Последние годы тетка Агафья ходила, налегая на батог, вытянувшись широкой, будто столешница, надсаженной спиной. Все ниже и ниже долило ее к земле, все дальше вперед выкидывала она струганный березовый батожок с неокоренным концом. Чистенькая, в белом платочке, повязанном под подбородком, на пробор, аккуратно зачесанная, вытянув голову, словно на плаву, не шла, а медленно тащила она себя по деревне.

«Здравствуй, тетка Агафья! Как здоровье?» — «Здравствуй, Витенька, здравствуй, батюшко, — приостановившись, с облегчением навалившись грудью на кулаки, сжавшие конец батога, отзовется она. — Како здоровье? Дотаскиваю вот век свой…»

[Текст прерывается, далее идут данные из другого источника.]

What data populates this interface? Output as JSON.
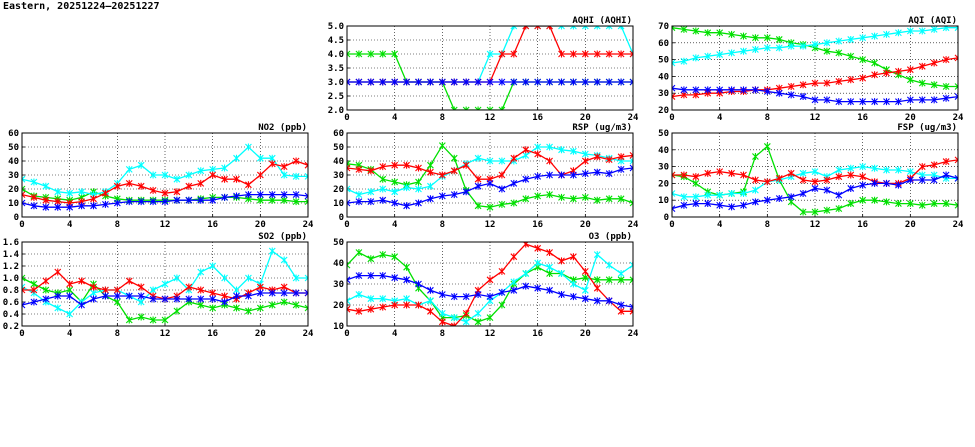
{
  "page": {
    "title": "Eastern, 20251224–20251227"
  },
  "colors": {
    "green": "#00e000",
    "cyan": "#00ffff",
    "red": "#ff0000",
    "blue": "#0000ff"
  },
  "chart_data": [
    {
      "id": "no2",
      "type": "line",
      "title": "NO2 (ppb)",
      "xlim": [
        0,
        24
      ],
      "xticks": [
        "0",
        "4",
        "8",
        "12",
        "16",
        "20",
        "24"
      ],
      "ylim": [
        0,
        60
      ],
      "yticks": [
        "0",
        "10",
        "20",
        "30",
        "40",
        "50",
        "60"
      ],
      "x": [
        0,
        1,
        2,
        3,
        4,
        5,
        6,
        7,
        8,
        9,
        10,
        11,
        12,
        13,
        14,
        15,
        16,
        17,
        18,
        19,
        20,
        21,
        22,
        23,
        24
      ],
      "series": [
        {
          "color": "green",
          "values": [
            20,
            15,
            14,
            13,
            12,
            14,
            18,
            15,
            13,
            12,
            12,
            12,
            12,
            12,
            12,
            13,
            14,
            14,
            14,
            13,
            12,
            12,
            12,
            11,
            11
          ]
        },
        {
          "color": "cyan",
          "values": [
            27,
            25,
            22,
            18,
            17,
            18,
            16,
            18,
            24,
            34,
            37,
            30,
            30,
            27,
            30,
            33,
            34,
            35,
            42,
            50,
            42,
            42,
            30,
            29,
            29
          ]
        },
        {
          "color": "red",
          "values": [
            16,
            14,
            12,
            11,
            10,
            11,
            13,
            17,
            22,
            24,
            22,
            19,
            17,
            18,
            22,
            24,
            30,
            27,
            27,
            23,
            30,
            38,
            36,
            40,
            37
          ]
        },
        {
          "color": "blue",
          "values": [
            10,
            8,
            7,
            7,
            7,
            8,
            8,
            9,
            10,
            11,
            11,
            11,
            11,
            12,
            12,
            12,
            12,
            14,
            15,
            16,
            16,
            16,
            16,
            16,
            15
          ]
        }
      ]
    },
    {
      "id": "so2",
      "type": "line",
      "title": "SO2 (ppb)",
      "xlim": [
        0,
        24
      ],
      "xticks": [
        "0",
        "4",
        "8",
        "12",
        "16",
        "20",
        "24"
      ],
      "ylim": [
        0.2,
        1.6
      ],
      "yticks": [
        "0.2",
        "0.4",
        "0.6",
        "0.8",
        "1.0",
        "1.2",
        "1.4",
        "1.6"
      ],
      "x": [
        0,
        1,
        2,
        3,
        4,
        5,
        6,
        7,
        8,
        9,
        10,
        11,
        12,
        13,
        14,
        15,
        16,
        17,
        18,
        19,
        20,
        21,
        22,
        23,
        24
      ],
      "series": [
        {
          "color": "green",
          "values": [
            1.0,
            0.9,
            0.8,
            0.75,
            0.8,
            0.6,
            0.9,
            0.7,
            0.6,
            0.3,
            0.35,
            0.3,
            0.3,
            0.45,
            0.6,
            0.55,
            0.5,
            0.55,
            0.5,
            0.45,
            0.5,
            0.55,
            0.6,
            0.55,
            0.5
          ]
        },
        {
          "color": "cyan",
          "values": [
            0.85,
            0.75,
            0.6,
            0.5,
            0.4,
            0.6,
            0.75,
            0.8,
            0.8,
            0.7,
            0.6,
            0.8,
            0.9,
            1.0,
            0.8,
            1.1,
            1.2,
            1.0,
            0.8,
            1.0,
            0.9,
            1.45,
            1.3,
            1.0,
            1.0
          ]
        },
        {
          "color": "red",
          "values": [
            0.8,
            0.8,
            0.95,
            1.1,
            0.9,
            0.95,
            0.85,
            0.8,
            0.8,
            0.95,
            0.85,
            0.7,
            0.65,
            0.7,
            0.85,
            0.8,
            0.75,
            0.7,
            0.65,
            0.75,
            0.85,
            0.8,
            0.85,
            0.75,
            0.75
          ]
        },
        {
          "color": "blue",
          "values": [
            0.55,
            0.6,
            0.65,
            0.7,
            0.7,
            0.55,
            0.65,
            0.7,
            0.7,
            0.7,
            0.7,
            0.65,
            0.65,
            0.65,
            0.65,
            0.65,
            0.65,
            0.6,
            0.7,
            0.7,
            0.75,
            0.75,
            0.75,
            0.75,
            0.75
          ]
        }
      ]
    },
    {
      "id": "aqhi",
      "type": "line",
      "title": "AQHI (AQHI)",
      "xlim": [
        0,
        24
      ],
      "xticks": [
        "0",
        "4",
        "8",
        "12",
        "16",
        "20",
        "24"
      ],
      "ylim": [
        2.0,
        5.0
      ],
      "yticks": [
        "2.0",
        "2.5",
        "3.0",
        "3.5",
        "4.0",
        "4.5",
        "5.0"
      ],
      "x": [
        0,
        1,
        2,
        3,
        4,
        5,
        6,
        7,
        8,
        9,
        10,
        11,
        12,
        13,
        14,
        15,
        16,
        17,
        18,
        19,
        20,
        21,
        22,
        23,
        24
      ],
      "series": [
        {
          "color": "green",
          "values": [
            4,
            4,
            4,
            4,
            4,
            3,
            3,
            3,
            3,
            2,
            2,
            2,
            2,
            2,
            3,
            3,
            3,
            3,
            3,
            3,
            3,
            3,
            3,
            3,
            3
          ]
        },
        {
          "color": "cyan",
          "values": [
            3,
            3,
            3,
            3,
            3,
            3,
            3,
            3,
            3,
            3,
            3,
            3,
            4,
            4,
            5,
            5,
            5,
            5,
            5,
            5,
            5,
            5,
            5,
            5,
            4
          ]
        },
        {
          "color": "red",
          "values": [
            3,
            3,
            3,
            3,
            3,
            3,
            3,
            3,
            3,
            3,
            3,
            3,
            3,
            4,
            4,
            5,
            5,
            5,
            4,
            4,
            4,
            4,
            4,
            4,
            4
          ]
        },
        {
          "color": "blue",
          "values": [
            3,
            3,
            3,
            3,
            3,
            3,
            3,
            3,
            3,
            3,
            3,
            3,
            3,
            3,
            3,
            3,
            3,
            3,
            3,
            3,
            3,
            3,
            3,
            3,
            3
          ]
        }
      ]
    },
    {
      "id": "rsp",
      "type": "line",
      "title": "RSP (ug/m3)",
      "xlim": [
        0,
        24
      ],
      "xticks": [
        "0",
        "4",
        "8",
        "12",
        "16",
        "20",
        "24"
      ],
      "ylim": [
        0,
        60
      ],
      "yticks": [
        "0",
        "10",
        "20",
        "30",
        "40",
        "50",
        "60"
      ],
      "x": [
        0,
        1,
        2,
        3,
        4,
        5,
        6,
        7,
        8,
        9,
        10,
        11,
        12,
        13,
        14,
        15,
        16,
        17,
        18,
        19,
        20,
        21,
        22,
        23,
        24
      ],
      "series": [
        {
          "color": "green",
          "values": [
            38,
            37,
            34,
            27,
            25,
            23,
            25,
            37,
            51,
            42,
            19,
            8,
            7,
            9,
            10,
            13,
            15,
            16,
            14,
            13,
            14,
            12,
            13,
            13,
            10
          ]
        },
        {
          "color": "cyan",
          "values": [
            20,
            16,
            18,
            20,
            18,
            21,
            20,
            22,
            29,
            33,
            38,
            42,
            40,
            40,
            40,
            44,
            50,
            50,
            48,
            47,
            45,
            44,
            42,
            40,
            40
          ]
        },
        {
          "color": "red",
          "values": [
            35,
            34,
            33,
            36,
            37,
            37,
            35,
            32,
            30,
            33,
            37,
            27,
            27,
            30,
            42,
            48,
            45,
            40,
            30,
            33,
            40,
            43,
            41,
            43,
            44
          ]
        },
        {
          "color": "blue",
          "values": [
            10,
            11,
            11,
            12,
            10,
            8,
            10,
            13,
            15,
            16,
            18,
            22,
            24,
            20,
            24,
            27,
            29,
            30,
            30,
            30,
            31,
            32,
            31,
            34,
            35
          ]
        }
      ]
    },
    {
      "id": "o3",
      "type": "line",
      "title": "O3 (ppb)",
      "xlim": [
        0,
        24
      ],
      "xticks": [
        "0",
        "4",
        "8",
        "12",
        "16",
        "20",
        "24"
      ],
      "ylim": [
        10,
        50
      ],
      "yticks": [
        "10",
        "20",
        "30",
        "40",
        "50"
      ],
      "x": [
        0,
        1,
        2,
        3,
        4,
        5,
        6,
        7,
        8,
        9,
        10,
        11,
        12,
        13,
        14,
        15,
        16,
        17,
        18,
        19,
        20,
        21,
        22,
        23,
        24
      ],
      "series": [
        {
          "color": "green",
          "values": [
            39,
            45,
            42,
            44,
            43,
            38,
            28,
            22,
            14,
            14,
            15,
            12,
            14,
            20,
            30,
            35,
            38,
            35,
            35,
            32,
            33,
            32,
            32,
            32,
            32
          ]
        },
        {
          "color": "cyan",
          "values": [
            22,
            25,
            23,
            23,
            22,
            23,
            20,
            22,
            16,
            14,
            12,
            16,
            22,
            26,
            31,
            35,
            40,
            38,
            35,
            30,
            27,
            44,
            39,
            35,
            39
          ]
        },
        {
          "color": "red",
          "values": [
            18,
            17,
            18,
            19,
            20,
            20,
            20,
            17,
            12,
            10,
            16,
            27,
            32,
            36,
            43,
            49,
            47,
            45,
            41,
            43,
            36,
            28,
            22,
            17,
            17
          ]
        },
        {
          "color": "blue",
          "values": [
            32,
            34,
            34,
            34,
            33,
            32,
            30,
            27,
            25,
            24,
            24,
            25,
            24,
            26,
            27,
            29,
            28,
            27,
            25,
            24,
            23,
            22,
            22,
            20,
            19
          ]
        }
      ]
    },
    {
      "id": "aqi",
      "type": "line",
      "title": "AQI (AQI)",
      "xlim": [
        0,
        24
      ],
      "xticks": [
        "0",
        "4",
        "8",
        "12",
        "16",
        "20",
        "24"
      ],
      "ylim": [
        20,
        70
      ],
      "yticks": [
        "20",
        "30",
        "40",
        "50",
        "60",
        "70"
      ],
      "x": [
        0,
        1,
        2,
        3,
        4,
        5,
        6,
        7,
        8,
        9,
        10,
        11,
        12,
        13,
        14,
        15,
        16,
        17,
        18,
        19,
        20,
        21,
        22,
        23,
        24
      ],
      "series": [
        {
          "color": "green",
          "values": [
            69,
            68,
            67,
            66,
            66,
            65,
            64,
            63,
            63,
            62,
            60,
            59,
            57,
            55,
            54,
            52,
            50,
            48,
            44,
            41,
            38,
            36,
            35,
            34,
            34
          ]
        },
        {
          "color": "cyan",
          "values": [
            48,
            49,
            51,
            52,
            53,
            54,
            55,
            56,
            57,
            57,
            58,
            58,
            59,
            60,
            61,
            62,
            63,
            64,
            65,
            66,
            67,
            67,
            68,
            69,
            69
          ]
        },
        {
          "color": "red",
          "values": [
            28,
            29,
            29,
            30,
            30,
            31,
            31,
            32,
            32,
            33,
            34,
            35,
            36,
            36,
            37,
            38,
            39,
            41,
            42,
            43,
            44,
            46,
            48,
            50,
            51
          ]
        },
        {
          "color": "blue",
          "values": [
            33,
            32,
            32,
            32,
            32,
            32,
            32,
            32,
            31,
            30,
            29,
            28,
            26,
            26,
            25,
            25,
            25,
            25,
            25,
            25,
            26,
            26,
            26,
            27,
            28
          ]
        }
      ]
    },
    {
      "id": "fsp",
      "type": "line",
      "title": "FSP (ug/m3)",
      "xlim": [
        0,
        24
      ],
      "xticks": [
        "0",
        "4",
        "8",
        "12",
        "16",
        "20",
        "24"
      ],
      "ylim": [
        0,
        50
      ],
      "yticks": [
        "0",
        "10",
        "20",
        "30",
        "40",
        "50"
      ],
      "x": [
        0,
        1,
        2,
        3,
        4,
        5,
        6,
        7,
        8,
        9,
        10,
        11,
        12,
        13,
        14,
        15,
        16,
        17,
        18,
        19,
        20,
        21,
        22,
        23,
        24
      ],
      "series": [
        {
          "color": "green",
          "values": [
            25,
            24,
            20,
            15,
            13,
            14,
            15,
            36,
            42,
            22,
            9,
            3,
            3,
            4,
            5,
            8,
            10,
            10,
            9,
            8,
            8,
            7,
            8,
            8,
            7
          ]
        },
        {
          "color": "cyan",
          "values": [
            14,
            12,
            12,
            13,
            13,
            14,
            14,
            16,
            21,
            22,
            24,
            26,
            27,
            24,
            28,
            29,
            30,
            29,
            28,
            28,
            27,
            25,
            25,
            23,
            23
          ]
        },
        {
          "color": "red",
          "values": [
            25,
            25,
            24,
            26,
            27,
            26,
            25,
            22,
            21,
            23,
            26,
            22,
            21,
            22,
            24,
            25,
            24,
            21,
            20,
            20,
            23,
            30,
            31,
            33,
            34
          ]
        },
        {
          "color": "blue",
          "values": [
            5,
            7,
            8,
            8,
            7,
            6,
            7,
            9,
            10,
            11,
            12,
            14,
            17,
            16,
            13,
            17,
            19,
            20,
            20,
            19,
            22,
            22,
            22,
            25,
            23
          ]
        }
      ]
    }
  ]
}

Ни жалобы, ни стона, ни упрека. Обыкновенный разговор, привычные слова, и все Витенька я для нее. С тех самых пор, со смерти мамы — Витенька. Почти шесть десятков минуло, а я так и остался для нее и для других «низовских» баб маленьким мальчиком-сиротинкой. Сидят на скамейке шесть старушек, шесть штук, как они посмеиваются над собой (уже трое осталось), идешь мимо, издали уже смотрят, ждут, улыбаются. «Здравствуйте, невесты дорогие!» Они руками замашут, засмеются, у тетки Агафьи заалеет лицо, ямочки на щеках обозначатся. «И правда что невесты! Посиди с нами». Иногда посижу, но чаще мимо, мимо, все некогда, все черти куда-то гонят.

Тут, на скамейке, «невеста» и перегрелась на летнем солнце, помаялась всего неделю. «Кровоизлияние», — почтительно сообщили мне ее подружки-старушки.

Пришел я в дом к тетке Агафье, попрощаться. Меня пропустили, приветливо табуретку поставили и упятились на кухню. Перекрестился, сел, поклонившись. Шепот из кухни: «Чужой, а попрощаться пришел!» — «Да какой же чужой?! — чей-то шепот в ответ. — Мы все тут на нижнем конце свои. Она его любила, завсегда ему, маленькому, шанежку, пряничек ли сунет. И седого почитала. Завсегда, говорит, Витенька поздоровается».